“Demokrasi adalah sebuah kehidupan, yang menuntut perjuangan terus menerus tanpa lelah,” (Robert LaFollete seorang senator dari Wisconsin).
Pesta akbar demokrasi (pemilu) telah berlalu. Akan tetapi prosesnya masih terus berjalan. Masyarakat dihimbau agar tetap mengawal jalannya tahapan proses demokrasi. Ada hal-hal menarik dan layak untuk diperbincangkan terutama mengenai jalannya pemilihan presiden (pilpres) kali ini. Pilpres kali ini tergolong unik jika dibandingkan pelaksanaan pilpres langsung di era reformasi sebelumnya. Karena pada pilpres kali ini hanya ada dua paket capres/cawapres. Oleh karena hanya ada dua kubu yang berkompetisi, menghadirkan rivalitas sengit dalam kontestasi politik tanah air.

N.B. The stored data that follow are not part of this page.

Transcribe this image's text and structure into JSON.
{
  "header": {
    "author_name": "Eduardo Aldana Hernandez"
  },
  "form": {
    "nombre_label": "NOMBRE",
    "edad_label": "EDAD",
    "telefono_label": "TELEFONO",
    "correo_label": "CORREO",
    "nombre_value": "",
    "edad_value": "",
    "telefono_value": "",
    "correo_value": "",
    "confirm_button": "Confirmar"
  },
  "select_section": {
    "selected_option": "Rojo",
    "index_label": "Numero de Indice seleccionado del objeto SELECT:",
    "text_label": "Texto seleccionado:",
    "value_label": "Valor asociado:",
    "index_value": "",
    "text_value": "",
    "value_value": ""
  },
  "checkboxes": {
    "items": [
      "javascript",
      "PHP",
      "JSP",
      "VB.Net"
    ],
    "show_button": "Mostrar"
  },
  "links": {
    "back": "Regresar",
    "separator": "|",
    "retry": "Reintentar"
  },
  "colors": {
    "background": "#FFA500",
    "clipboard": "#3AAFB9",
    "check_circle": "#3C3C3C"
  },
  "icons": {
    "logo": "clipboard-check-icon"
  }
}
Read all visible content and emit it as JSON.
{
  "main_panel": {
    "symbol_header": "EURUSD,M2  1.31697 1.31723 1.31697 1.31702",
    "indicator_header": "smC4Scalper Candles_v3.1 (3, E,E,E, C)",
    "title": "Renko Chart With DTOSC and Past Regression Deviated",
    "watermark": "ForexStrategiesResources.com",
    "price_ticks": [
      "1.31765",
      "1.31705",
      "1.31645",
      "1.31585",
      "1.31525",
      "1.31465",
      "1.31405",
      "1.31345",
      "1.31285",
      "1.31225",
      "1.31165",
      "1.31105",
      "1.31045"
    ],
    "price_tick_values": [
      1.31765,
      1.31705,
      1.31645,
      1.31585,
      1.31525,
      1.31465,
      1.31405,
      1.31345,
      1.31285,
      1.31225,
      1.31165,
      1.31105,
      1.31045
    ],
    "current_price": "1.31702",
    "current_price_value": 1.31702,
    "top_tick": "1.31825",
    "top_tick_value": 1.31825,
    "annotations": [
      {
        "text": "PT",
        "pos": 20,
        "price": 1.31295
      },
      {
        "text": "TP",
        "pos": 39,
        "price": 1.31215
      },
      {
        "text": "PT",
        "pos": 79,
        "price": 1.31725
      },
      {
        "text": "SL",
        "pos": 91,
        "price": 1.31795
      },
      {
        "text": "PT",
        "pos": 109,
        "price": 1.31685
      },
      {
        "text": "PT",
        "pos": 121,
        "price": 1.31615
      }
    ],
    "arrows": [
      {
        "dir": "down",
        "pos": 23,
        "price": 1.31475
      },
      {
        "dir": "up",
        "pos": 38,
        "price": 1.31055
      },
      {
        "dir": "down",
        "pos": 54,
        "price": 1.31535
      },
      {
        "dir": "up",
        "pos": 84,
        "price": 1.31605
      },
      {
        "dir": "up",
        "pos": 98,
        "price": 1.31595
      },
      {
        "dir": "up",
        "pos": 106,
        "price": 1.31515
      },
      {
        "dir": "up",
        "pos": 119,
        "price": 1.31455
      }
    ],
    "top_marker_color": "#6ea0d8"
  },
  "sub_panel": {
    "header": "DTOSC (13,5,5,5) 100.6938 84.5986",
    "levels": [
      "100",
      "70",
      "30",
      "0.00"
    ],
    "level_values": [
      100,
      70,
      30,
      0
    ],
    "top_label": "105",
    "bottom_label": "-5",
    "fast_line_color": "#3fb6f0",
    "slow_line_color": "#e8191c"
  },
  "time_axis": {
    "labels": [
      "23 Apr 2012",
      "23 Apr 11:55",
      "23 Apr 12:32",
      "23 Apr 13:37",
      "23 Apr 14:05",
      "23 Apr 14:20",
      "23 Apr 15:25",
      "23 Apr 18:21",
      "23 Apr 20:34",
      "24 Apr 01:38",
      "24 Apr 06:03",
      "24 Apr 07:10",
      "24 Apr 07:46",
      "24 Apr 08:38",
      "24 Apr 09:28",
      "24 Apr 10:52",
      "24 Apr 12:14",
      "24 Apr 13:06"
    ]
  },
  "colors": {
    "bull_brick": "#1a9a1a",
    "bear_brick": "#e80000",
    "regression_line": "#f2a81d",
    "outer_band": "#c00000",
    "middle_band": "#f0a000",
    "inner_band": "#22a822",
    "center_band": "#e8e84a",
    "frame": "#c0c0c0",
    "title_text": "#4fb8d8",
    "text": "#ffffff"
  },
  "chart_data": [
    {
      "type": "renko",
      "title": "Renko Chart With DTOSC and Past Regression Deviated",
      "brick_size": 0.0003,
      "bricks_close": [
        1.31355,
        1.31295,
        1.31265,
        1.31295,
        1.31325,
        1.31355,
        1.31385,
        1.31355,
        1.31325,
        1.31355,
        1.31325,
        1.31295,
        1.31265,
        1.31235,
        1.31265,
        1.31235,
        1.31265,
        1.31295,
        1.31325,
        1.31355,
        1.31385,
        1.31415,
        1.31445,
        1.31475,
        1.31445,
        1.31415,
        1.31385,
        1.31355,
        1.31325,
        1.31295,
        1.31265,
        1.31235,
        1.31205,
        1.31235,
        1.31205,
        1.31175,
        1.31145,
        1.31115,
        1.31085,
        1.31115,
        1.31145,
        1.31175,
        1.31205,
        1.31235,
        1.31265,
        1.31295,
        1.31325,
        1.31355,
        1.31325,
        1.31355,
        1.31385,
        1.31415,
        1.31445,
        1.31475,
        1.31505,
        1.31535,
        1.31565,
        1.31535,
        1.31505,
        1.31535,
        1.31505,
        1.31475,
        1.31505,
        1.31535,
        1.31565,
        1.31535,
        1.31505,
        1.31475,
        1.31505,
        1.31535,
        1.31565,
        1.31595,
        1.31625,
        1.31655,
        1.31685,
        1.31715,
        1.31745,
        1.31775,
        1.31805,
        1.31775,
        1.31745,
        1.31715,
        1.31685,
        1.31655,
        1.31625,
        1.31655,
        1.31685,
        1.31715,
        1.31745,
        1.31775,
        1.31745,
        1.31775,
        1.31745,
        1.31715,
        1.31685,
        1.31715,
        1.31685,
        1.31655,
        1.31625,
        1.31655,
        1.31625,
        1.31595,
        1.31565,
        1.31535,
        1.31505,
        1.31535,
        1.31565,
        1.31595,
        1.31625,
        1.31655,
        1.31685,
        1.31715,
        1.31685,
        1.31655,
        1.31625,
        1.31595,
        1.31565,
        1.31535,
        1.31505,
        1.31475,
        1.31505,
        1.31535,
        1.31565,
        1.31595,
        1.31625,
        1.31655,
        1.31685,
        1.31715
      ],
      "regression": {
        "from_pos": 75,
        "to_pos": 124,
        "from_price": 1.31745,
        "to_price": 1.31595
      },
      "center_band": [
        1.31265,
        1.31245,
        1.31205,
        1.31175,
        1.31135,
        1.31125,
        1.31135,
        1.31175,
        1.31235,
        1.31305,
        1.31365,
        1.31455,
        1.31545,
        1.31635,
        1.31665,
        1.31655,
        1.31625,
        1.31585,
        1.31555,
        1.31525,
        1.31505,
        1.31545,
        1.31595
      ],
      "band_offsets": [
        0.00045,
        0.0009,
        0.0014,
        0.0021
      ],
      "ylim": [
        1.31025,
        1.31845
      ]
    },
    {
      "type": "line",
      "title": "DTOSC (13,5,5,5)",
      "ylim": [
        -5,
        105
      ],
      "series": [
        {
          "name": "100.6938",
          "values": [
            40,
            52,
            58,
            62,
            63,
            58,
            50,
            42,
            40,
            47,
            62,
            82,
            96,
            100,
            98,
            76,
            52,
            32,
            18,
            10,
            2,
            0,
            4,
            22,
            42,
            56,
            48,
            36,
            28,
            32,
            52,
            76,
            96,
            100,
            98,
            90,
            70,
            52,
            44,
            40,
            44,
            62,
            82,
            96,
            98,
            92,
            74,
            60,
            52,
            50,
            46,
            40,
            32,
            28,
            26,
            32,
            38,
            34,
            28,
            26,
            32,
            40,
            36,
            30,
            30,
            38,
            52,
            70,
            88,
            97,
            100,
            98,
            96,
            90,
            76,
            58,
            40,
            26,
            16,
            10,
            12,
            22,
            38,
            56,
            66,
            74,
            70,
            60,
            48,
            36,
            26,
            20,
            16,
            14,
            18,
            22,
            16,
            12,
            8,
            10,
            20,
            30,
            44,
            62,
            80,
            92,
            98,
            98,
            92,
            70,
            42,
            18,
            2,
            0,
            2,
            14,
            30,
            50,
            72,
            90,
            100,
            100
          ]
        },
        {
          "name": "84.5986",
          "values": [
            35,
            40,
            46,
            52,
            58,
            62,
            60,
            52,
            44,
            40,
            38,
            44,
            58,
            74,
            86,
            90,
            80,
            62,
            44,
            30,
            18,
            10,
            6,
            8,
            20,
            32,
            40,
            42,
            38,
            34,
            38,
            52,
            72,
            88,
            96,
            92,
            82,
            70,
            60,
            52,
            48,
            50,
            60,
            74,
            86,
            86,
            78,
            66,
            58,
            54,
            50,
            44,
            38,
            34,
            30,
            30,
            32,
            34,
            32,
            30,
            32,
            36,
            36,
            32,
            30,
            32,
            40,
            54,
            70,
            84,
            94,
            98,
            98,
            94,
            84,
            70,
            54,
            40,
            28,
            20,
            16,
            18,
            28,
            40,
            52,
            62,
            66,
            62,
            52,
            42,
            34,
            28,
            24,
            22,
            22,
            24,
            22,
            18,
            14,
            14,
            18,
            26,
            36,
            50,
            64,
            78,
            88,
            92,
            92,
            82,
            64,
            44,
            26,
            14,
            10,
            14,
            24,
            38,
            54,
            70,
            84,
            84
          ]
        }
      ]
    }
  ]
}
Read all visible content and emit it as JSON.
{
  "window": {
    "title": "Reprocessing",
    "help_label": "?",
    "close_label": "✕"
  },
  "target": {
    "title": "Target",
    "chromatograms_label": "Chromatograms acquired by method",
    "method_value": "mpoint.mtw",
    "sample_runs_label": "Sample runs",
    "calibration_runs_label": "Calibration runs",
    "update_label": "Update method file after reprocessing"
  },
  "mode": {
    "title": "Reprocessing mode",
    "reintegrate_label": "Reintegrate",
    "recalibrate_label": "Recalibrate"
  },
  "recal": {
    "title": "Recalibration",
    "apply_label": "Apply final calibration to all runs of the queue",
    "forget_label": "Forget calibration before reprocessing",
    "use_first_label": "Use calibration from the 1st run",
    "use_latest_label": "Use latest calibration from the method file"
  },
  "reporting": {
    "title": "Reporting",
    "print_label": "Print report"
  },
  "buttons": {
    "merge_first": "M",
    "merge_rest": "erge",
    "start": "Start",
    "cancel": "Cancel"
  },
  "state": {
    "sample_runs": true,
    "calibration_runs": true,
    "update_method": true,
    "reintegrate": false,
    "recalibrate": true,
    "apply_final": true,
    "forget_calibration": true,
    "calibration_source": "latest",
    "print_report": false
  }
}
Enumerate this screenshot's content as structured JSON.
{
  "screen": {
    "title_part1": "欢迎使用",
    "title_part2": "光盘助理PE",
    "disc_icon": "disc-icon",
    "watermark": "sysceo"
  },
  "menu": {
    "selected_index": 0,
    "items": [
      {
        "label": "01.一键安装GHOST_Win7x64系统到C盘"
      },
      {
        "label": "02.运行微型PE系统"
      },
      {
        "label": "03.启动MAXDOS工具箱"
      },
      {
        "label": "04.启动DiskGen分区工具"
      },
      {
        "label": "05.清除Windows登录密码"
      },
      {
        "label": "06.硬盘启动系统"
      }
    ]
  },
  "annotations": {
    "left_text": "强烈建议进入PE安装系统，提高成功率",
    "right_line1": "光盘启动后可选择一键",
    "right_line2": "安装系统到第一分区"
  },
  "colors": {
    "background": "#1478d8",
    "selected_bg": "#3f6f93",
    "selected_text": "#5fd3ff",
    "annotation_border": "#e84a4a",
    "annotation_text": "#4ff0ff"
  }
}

Mengenai hasil pilpres sudah kita ketahui. Fakta itu terlihat dari hasil real count KPU yang diumumkan pada hari Selasa, (22/7/2014). Namun demikian publik harus bersabar, karena keputusannya harus ditentukan lagi di Mahkamah Konstitusi. Semoga saja dengan independensi Mahkamah Konstitusi menghasilkan sebuah keputusan yang fair dan adil untuk membuktikan bahwa proses pilpres kali ini berjalan demokratis.
Baca Juga : Rendahnya Minat Siswa Untuk Belajar Matematika
Dalam tulisan ini tidak membahas masalah politik yang sedang berlangsung sekarang, apalagi mengkaji sengketa pilpres. Saya mangartikan demokrasi itu sebagai harmoni, pengakuan, dan penghargaan. Setidaknya ketiga hal ini menjadi elemen dasar berdemokrasi agar kehidupan berbudaya demokratis terwujud. Proses demokratisasi itu diharapkan mampu melahirkan pemimpin baru sebagai manifestasi kehendak rakyat.
Lantas, apa yang dipertontonkan dalam drama pilpres kemarin? Bisa dikatakan demokrasi belum menelurkan nilai (value) bagi publik sebagai pembelajaran politik. Yang terjadi bahwa demokrasi masih dalam tataran prosedural. Nilai yang seharusnya menjadi kado untuk generasi muda tak nampak. Justru masifnya kampanye hitam (black campaign). Black campaign dianggap sebagai senjata pamungkas untuk meraih kekuasaan. Padahal yang diharapkan publik adalah etis dan etos dari demokrasi itu sendiri. Bukan aneka konfirmasi oleh pihak yang menganggap dirinya sebagai pihak yang teraniaya. Sungguh ironis. Jauh dari tujuan luhur politik yaitu kebaikan bersama.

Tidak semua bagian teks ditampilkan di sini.